China ha saltado de un régimen no capitalista a la condición del principal rival económico del imperialismo norteamericano en un plazo de tiempo relativamente corto y a través de un proceso peculiar. Porque China ha pasado de receptora de capital internacional a exportadora de capital. Ha revertido la caída de la tasa de ganancia internacional mediante una tasa de explotación extraordinaria del proletariado y una confiscación económica gigantesca de la masa campesina. De sopapa de seguridad del capital mundial, abriendo un mercado de centenares de millones de obreros, ha pasado a ser la litigante principal en la disputa por el mercado mundial. La ley del desarrollo desigual se ha impuesto en forma desmesurada. Luego de acaparar los mayores mercados del mundo, al finalizar la última guerra, los grandes capitales norteamericanos se vieron enfrentados a la competencia de sus clientes económicos. Es lo que ocurrió con Alemania y Europa; con Japón, Corea del Sur y Taiwán, y finalmente con China, nada menos. León Trotsky mismo entrevió, como presidente del organismo de planificación soviética, a mediados de la década de los años veinte del siglo pasado, una aceleración de los tiempos de la industrialización de la URSS mediante la afluencia de capitales extranjeros y la exportación al mercado mundial, claro que bajo un régimen de planificación económica y monopolio del comercio exterior. La tesis de que la penetración imperialista en las naciones rezagadas las condena invariablemente al subdesarrollo, con independencia de las condiciones en que tiene lugar, es una elaboración ideológica tercermundista para justificar la lucha por un mayor espacio en el mercado interno para la burguesía nacional. Todo esto no quiere decir que el desarrollo capitalista impulsado por la irrupción del capital internacional concluya en un régimen económico-político autónomo. La Unión Europea y Japón se encuentran más que nunca, en la actualidad, en dependencia del capital financiero norteamericano. La perspectiva ulterior de China es un escenario abierto.

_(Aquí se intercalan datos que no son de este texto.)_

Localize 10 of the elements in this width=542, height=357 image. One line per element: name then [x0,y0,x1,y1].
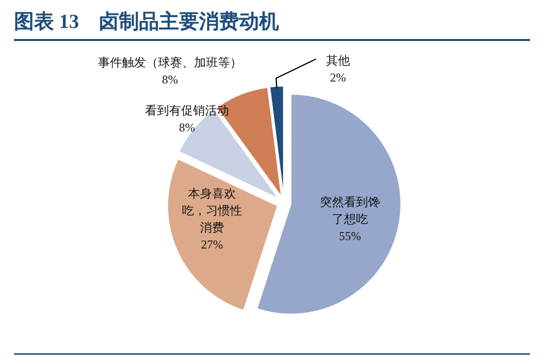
data-label: 2% [330,70,346,84]
data-label: 8% [179,120,195,134]
data-label: 27% [201,238,223,252]
data-label: 55% [339,229,361,243]
slice-label: 其他 [326,54,350,68]
slice-label: 事件触发（球赛、加班等） [98,56,242,70]
data-label: 8% [162,72,178,86]
chart-title: 图表 13 卤制品主要消费动机 [14,10,279,33]
slice-label: 突然看到馋了想吃 [320,195,380,226]
slice-label: 本身喜欢吃，习惯性消费 [182,186,242,234]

Precisamente, la restauración capitalista en Rusia y muy especialmente en China, fue financiada por el capital financiero internacional, mediante el ahorro nacional de esos países; en el caso de Rusia mediante una confiscación sin precedentes de empresas estatales, en una suerte de oferta de remate. En China, ese proceso ocurrió mediante despidos masivos y cierres de empresas. Los excedentes comerciales de China, convertidos en deuda pública de Estados Unidos, eran reciclados como inversiones norteamericanas. Por eso China recibió autorización de ingreso a la Organización Mundial de Comercio, y la posibilidad de exportar sin trabas a los mercados extranjeros. Desde la pandemia hay, por el contrario, una salida de capitales estadounidenses. Rusia, por su lado, fue invitada a ingresar al G-7 de las naciones imperialistas; Putin reclamó incluso el ingreso a la OTAN y aun hoy Rusia y China pertenecen al G-20. Cuando la invasión a Afganistán, en 2001, Rusia e Irán ofrecieron sus espacios aéreos a la aviación norteamericana. En 1993, incluso Fidel Castro votaba el ingreso de Argentina al Consejo de Seguridad de la ONU, cuando Menem enviaba fuerzas militares a la guerra del Golfo. China aparecía, en este escenario, como un país dependiente o incluso una semicolonia económica. Abastecía al mercado mundial de mercancías baratas de poca elaboración. Este enorme giro del mercado mundial, en su momento, produjo una redundancia laboral y la desvalorización de la fuerza de trabajo en los países desarrollados y en desarrollo. China, a su vez, como ya se señaló invertía sus excedentes comerciales en deuda norteamericana, que el capital norteamericano reconvertía en inversión en China; financiaba la inversión extranjera en su país, una relación típicamente semicolonial. Es lo que hacía Gran Bretaña con los excedentes de las colonias, semicolonias y países periféricos, en los siglos XIX y parte del XX.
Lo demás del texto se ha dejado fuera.